None of the "What To Expect" books would prepare me for worry. None of them
could explain the sheer terror of caring for a three year old who is running a 102 degree
fever with an ear infection. None of them could explain the doubt and insecurity and the
utter fear that I was at one time or another doing everything wrong and unintentionally
scarring my son for life by what sort of breakfast cereal I chose for him. None of the
things I read could prepare me for how often I would feel my heart lurch everytime he rode
his bike, or fell off the swings, or tripped on the sidewalk. None of the books could
explain love to me. I had heard from my mother and from what I had read about the intense
rush of maternal attraction I would feel after giving birth. No one explained to me that
this was one of the truly most painful moments. I can remember, and I still often feel
this way, looking at my son, and feeling the slow creep of love; a warm, sticky ache
spreading through my body, almost nauseating in its fierceness.
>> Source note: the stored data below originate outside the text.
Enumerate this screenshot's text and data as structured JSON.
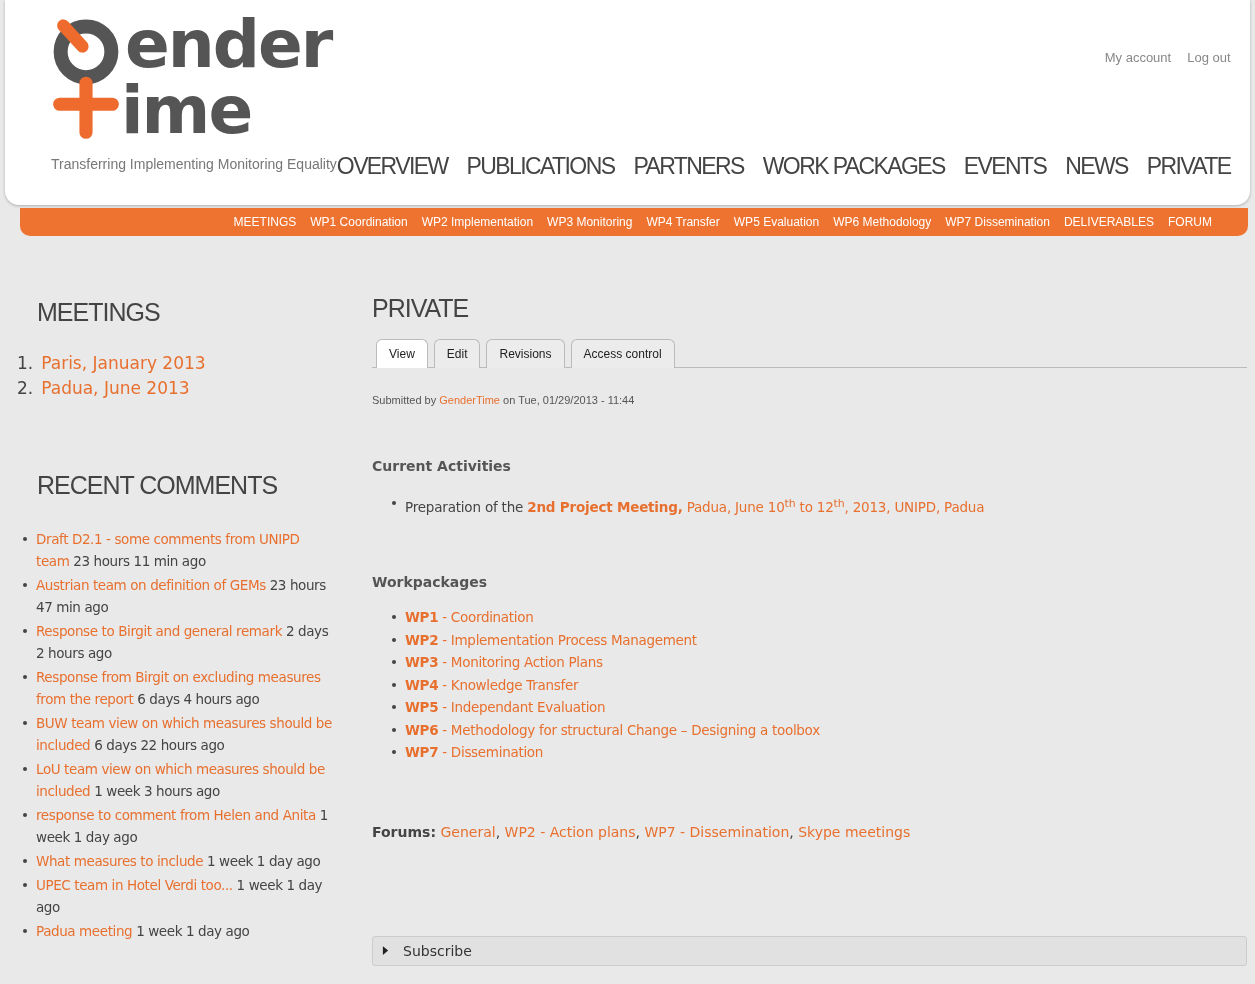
{
  "logo": {
    "line1": "ender",
    "line2": "ime",
    "tagline": "Transferring Implementing Monitoring Equality"
  },
  "user_links": [
    "My account",
    "Log out"
  ],
  "main_nav": [
    "OVERVIEW",
    "PUBLICATIONS",
    "PARTNERS",
    "WORK PACKAGES",
    "EVENTS",
    "NEWS",
    "PRIVATE"
  ],
  "sub_nav": [
    "MEETINGS",
    "WP1 Coordination",
    "WP2 Implementation",
    "WP3 Monitoring",
    "WP4 Transfer",
    "WP5 Evaluation",
    "WP6 Methodology",
    "WP7 Dissemination",
    "DELIVERABLES",
    "FORUM"
  ],
  "sidebar": {
    "meetings": {
      "title": "MEETINGS",
      "items": [
        {
          "number": "1.",
          "text": "Paris, January 2013"
        },
        {
          "number": "2.",
          "text": "Padua, June 2013"
        }
      ]
    },
    "recent_comments": {
      "title": "RECENT COMMENTS",
      "items": [
        {
          "title": "Draft D2.1 - some comments from UNIPD team",
          "time": "23 hours 11 min ago"
        },
        {
          "title": "Austrian team on definition of GEMs",
          "time": "23 hours 47 min ago"
        },
        {
          "title": "Response to Birgit and general remark",
          "time": "2 days 2 hours ago"
        },
        {
          "title": "Response from Birgit on excluding measures from the report",
          "time": "6 days 4 hours ago"
        },
        {
          "title": "BUW team view on which measures should be included",
          "time": "6 days 22 hours ago"
        },
        {
          "title": "LoU team view on which measures should be included",
          "time": "1 week 3 hours ago"
        },
        {
          "title": "response to comment from Helen and Anita",
          "time": "1 week 1 day ago"
        },
        {
          "title": "What measures to include",
          "time": "1 week 1 day ago"
        },
        {
          "title": "UPEC team in Hotel Verdi too...",
          "time": "1 week 1 day ago"
        },
        {
          "title": "Padua meeting",
          "time": "1 week 1 day ago"
        }
      ]
    }
  },
  "content": {
    "title": "PRIVATE",
    "tabs": [
      {
        "label": "View",
        "selected": true
      },
      {
        "label": "Edit",
        "selected": false
      },
      {
        "label": "Revisions",
        "selected": false
      },
      {
        "label": "Access control",
        "selected": false
      }
    ],
    "submitted": {
      "prefix": "Submitted by",
      "author": "GenderTime",
      "suffix": "on Tue, 01/29/2013 - 11:44"
    },
    "current_activities": {
      "heading": "Current Activities",
      "items": [
        {
          "prefix": "Preparation of the",
          "link": "**2nd Project Meeting,** Padua, June 10$^{th}$ to 12$^{th}$, 2013, UNIPD, Padua"
        }
      ]
    },
    "workpackages": {
      "heading": "Workpackages",
      "items": [
        "**WP1** - Coordination",
        "**WP2** - Implementation Process Management",
        "**WP3** - Monitoring Action Plans",
        "**WP4** - Knowledge Transfer",
        "**WP5** - Independant Evaluation",
        "**WP6** - Methodology for structural Change – Designing a toolbox",
        "**WP7** - Dissemination"
      ]
    },
    "forums": {
      "label": "Forums:",
      "links": [
        {
          "text": "General",
          "sep": ","
        },
        {
          "text": "WP2 - Action plans",
          "sep": ","
        },
        {
          "text": "WP7 - Dissemination",
          "sep": ","
        },
        {
          "text": "Skype meetings"
        }
      ]
    },
    "subscribe": {
      "label": "Subscribe",
      "expanded": false
    }
  }
}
I can remember studying
him in the cold, fluorescent-lit hospital room, counting his fingers, his toes, marveling
at the soft spot on his forehead, and deciding it was impossible. His birth was
impossible. Feeling him reach his tiny arms around me is impossible. Hearing him call me
from another room, watching him run to catch a ball, looking into his huge blue eyes. None
of it can be happening. None of it can be mine. How could he have come from me? How could
I have possibly birthed something this perfect? I keep expecting to one day answer the
door to a frowning woman with a clipboard. She will carefully check her documents and take
my son from me, trading him for my real child, a sullen, horrible boy, clad in black with
a permanent scowl who speaks backwards and tortures animals. The child who I run baths for
and who I read to at night, the one who calls me "Mommy," this one is far too
beautiful to have come from me.
It's only in another ten years when I catch him smoking while blaring music in his room
that I will truly believe he's mine.